As I saw it, my “problem” was that I didn’t adopt a total posture of “mom” as soon as my first baby, Leigh Ann, was born. I mothered her and cared for her in all the ways she needed as my love deepened, but in many ways, I remained postured as I had been prior to her birth. I believe I subconsciously perceived myself to be the same person who was able to live the same kind of life in the same way. In short, I desired the impossible (e.g., former freedoms, relationships, autonomy, lifestyle) knowing full well it wasn’t possible given my new circumstances. This conflict lay dormant for years. In the meantime, I had given birth to Laura (sixteen months after Leigh Ann) and then Daniel, who came along three years after Laura. By this time I was deeply entrenched in the world of children and becoming more and more incapable of denying or ignoring my desire for the autonomy, self-esteem, and sense of self I once knew. I felt completely out of sync with a life rhythm I had always known and enjoyed, and this feeling was making me increasingly anxious, depressed, and frustrated. I just wanted to feel familiar to myself and recognize the woman I looked at in the mirror every day.

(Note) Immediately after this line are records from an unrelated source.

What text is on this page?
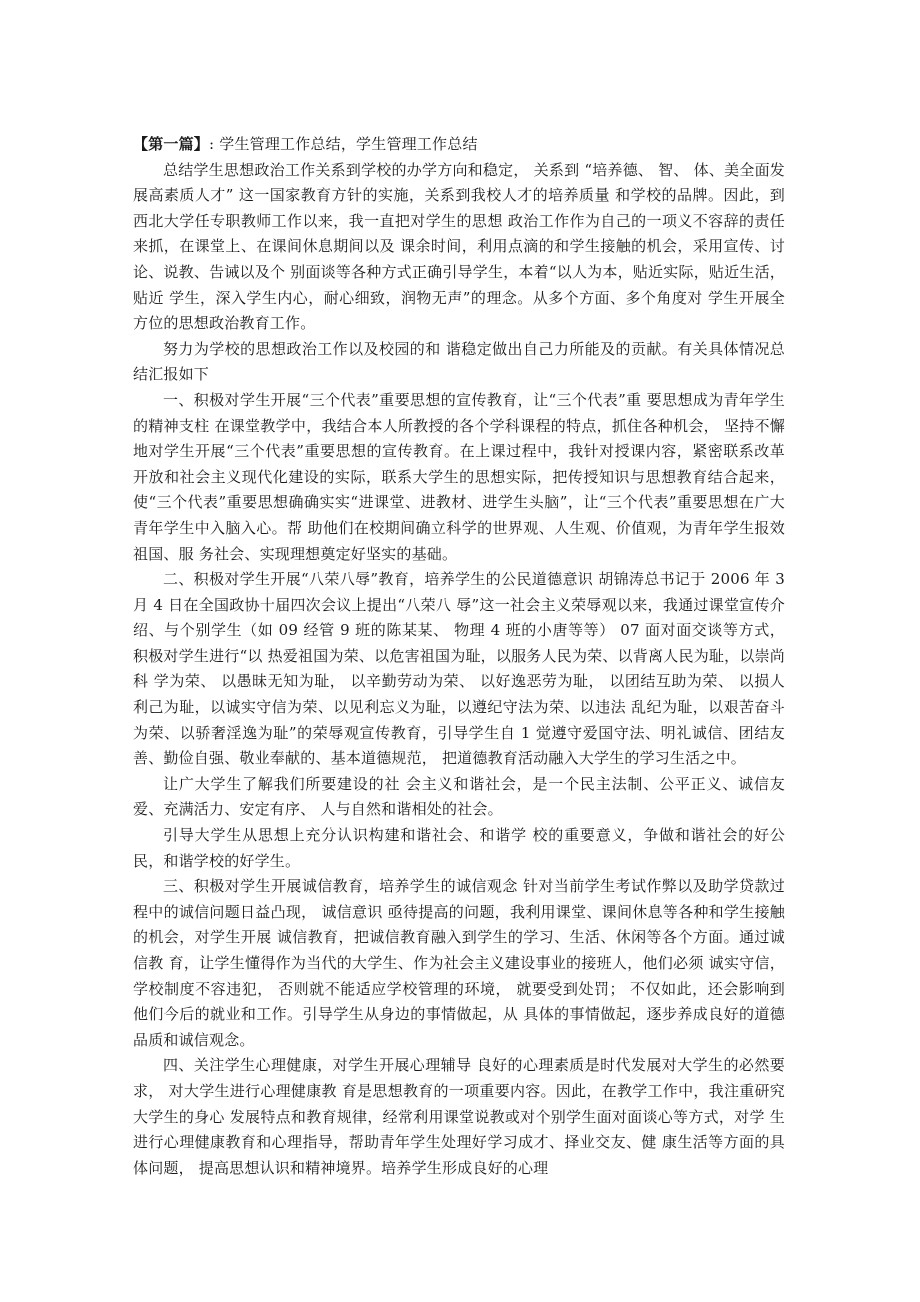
【第一篇】: 学生管理工作总结，学生管理工作总结

总结学生思想政治工作关系到学校的办学方向和稳定， 关系到 “培养德、 智、 体、美全面发展高素质人才” 这一国家教育方针的实施，关系到我校人才的培养质量 和学校的品牌。因此，到西北大学任专职教师工作以来，我一直把对学生的思想 政治工作作为自己的一项义不容辞的责任来抓，在课堂上、在课间休息期间以及 课余时间，利用点滴的和学生接触的机会，采用宣传、讨论、说教、告诫以及个 别面谈等各种方式正确引导学生，本着“以人为本，贴近实际，贴近生活，贴近 学生，深入学生内心，耐心细致，润物无声”的理念。从多个方面、多个角度对 学生开展全方位的思想政治教育工作。

努力为学校的思想政治工作以及校园的和 谐稳定做出自己力所能及的贡献。有关具体情况总结汇报如下

一、积极对学生开展“三个代表”重要思想的宣传教育，让“三个代表”重 要思想成为青年学生的精神支柱 在课堂教学中，我结合本人所教授的各个学科课程的特点，抓住各种机会， 坚持不懈地对学生开展“三个代表”重要思想的宣传教育。在上课过程中，我针对授课内容，紧密联系改革开放和社会主义现代化建设的实际，联系大学生的思想实际，把传授知识与思想教育结合起来，使“三个代表”重要思想确确实实“进课堂、进教材、进学生头脑”，让“三个代表”重要思想在广大青年学生中入脑入心。帮 助他们在校期间确立科学的世界观、人生观、价值观，为青年学生报效祖国、服 务社会、实现理想奠定好坚实的基础。

二、积极对学生开展“八荣八辱”教育，培养学生的公民道德意识 胡锦涛总书记于 2006 年 3 月 4 日在全国政协十届四次会议上提出“八荣八 辱”这一社会主义荣辱观以来，我通过课堂宣传介绍、与个别学生（如 09 经管 9 班的陈某某、 物理 4 班的小唐等等） 07 面对面交谈等方式， 积极对学生进行“以 热爱祖国为荣、以危害祖国为耻，以服务人民为荣、以背离人民为耻，以崇尚科 学为荣、 以愚昧无知为耻， 以辛勤劳动为荣、 以好逸恶劳为耻， 以团结互助为荣、 以损人利己为耻，以诚实守信为荣、以见利忘义为耻，以遵纪守法为荣、以违法 乱纪为耻，以艰苦奋斗为荣、以骄奢淫逸为耻”的荣辱观宣传教育，引导学生自 1 觉遵守爱国守法、明礼诚信、团结友善、勤俭自强、敬业奉献的、基本道德规范， 把道德教育活动融入大学生的学习生活之中。

让广大学生了解我们所要建设的社 会主义和谐社会，是一个民主法制、公平正义、诚信友爱、充满活力、安定有序、 人与自然和谐相处的社会。

引导大学生从思想上充分认识构建和谐社会、和谐学 校的重要意义，争做和谐社会的好公民，和谐学校的好学生。

三、积极对学生开展诚信教育，培养学生的诚信观念 针对当前学生考试作弊以及助学贷款过程中的诚信问题日益凸现， 诚信意识 亟待提高的问题，我利用课堂、课间休息等各种和学生接触的机会，对学生开展 诚信教育，把诚信教育融入到学生的学习、生活、休闲等各个方面。通过诚信教 育，让学生懂得作为当代的大学生、作为社会主义建设事业的接班人，他们必须 诚实守信， 学校制度不容违犯， 否则就不能适应学校管理的环境， 就要受到处罚； 不仅如此，还会影响到他们今后的就业和工作。引导学生从身边的事情做起，从 具体的事情做起，逐步养成良好的道德品质和诚信观念。

四、关注学生心理健康，对学生开展心理辅导 良好的心理素质是时代发展对大学生的必然要求， 对大学生进行心理健康教 育是思想教育的一项重要内容。因此，在教学工作中，我注重研究大学生的身心 发展特点和教育规律，经常利用课堂说教或对个别学生面对面谈心等方式，对学 生进行心理健康教育和心理指导，帮助青年学生处理好学习成才、择业交友、健 康生活等方面的具体问题， 提高思想认识和精神境界。培养学生形成良好的心理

I lingered in this “space” for several years. In retrospect, I wanted some sort of control in my life, yet I stayed in what I described in my book as grief; grief because I had not recognized, acknowledged, processed or reconciled with the feelings attached to losing several valuable aspects of my former self and lifestyle. In other words, despite my work as a grief counselor or my personal experience with grief, it never occurred to me that I was having symptoms of grief. I was grieving because I had lost someone—me! I had taken on the role of mother in a single instant and became so completely immersed in the lives of my children and the house in which they lived. Through the years of caring for them and neglecting myself, I became estranged from the person that I had been for the three decades prior to having children. I lost touch with almost everything about me that I once valued and considered familiar. In short, the “old” me was gone.

Remaining in this state of grief furthered my feelings of helplessness, frustration, depression, and anxiety. As a therapist, I understood that emotions generally motivate people to take action; it just took me a long time to integrate this concept. Once I did, I used grief to motivate me to act. That is, the emotions and feelings I was having caused such discomfort in me that I began to seek out the choices that were available to me, choices that would lead me to develop a new life rhythm, so to speak. I aspired toward a rhythm that incorporated aspects of my former self that I valued while considering the fact that I was the mother of three adorably delightful but needy children. With the possibility of harmony and balance at hand, I focused on what was possible and how I could make that happen; in other words, I recognized and embraced the fact that I was not choiceless; I was capable of making many choices that would affect me and my life in a positive way.

I started this process by accepting help. I suppose that was my first choice. I could hide in the attic and cry time and time again or I could agree to the help my husband offered when he found me sitting in the attic alone and dejected. The conversation began with my husband asking, “How can I help?” This simple question and the conversation that ensued turned my life around. Within days my husband introduced me to a fabulous young lady he met through some business associates. Although I was very apprehensive about having a “stranger” in my house with my children, I slowly let go of that anxiety as my spirits and energy picked up. With time and energy newly available, I was able to think about me. I thought about my life, what I wanted for myself, and how to achieve the things I considered most valuable to me. Focusing on my development was refreshing and insightful.

One of the many things I realized was that I couldn’t problem solve while in the crisis; I was too overwhelmed to see the options available to me. I also realized that my symptoms, conflicting feelings, and negative self-talk were dissipating as I directed energy toward my needs and wants. In satisfying key needs and wants, I was becoming more familiar to myself and less incapacitated by the symptoms that had only recently disabled me. A search and rescue effort was set in motion the day I met Irena and agreed to the help that was being offered. Irena worked for us for one year, which was enough time for me to reclaim my sense of self, take stock of my life, and complete a large portion of my book, Missing In Action: How Mothers Lose, Grieve, and Retrieve Their Sense of Self. A year may not be necessary for you as personal needs and circumstances vary. However, as I learned through experience, scheduled help is invaluable! Seek out and secure time in your week, every week, where you are completely off the clock. This will have a tremendous impact on your life.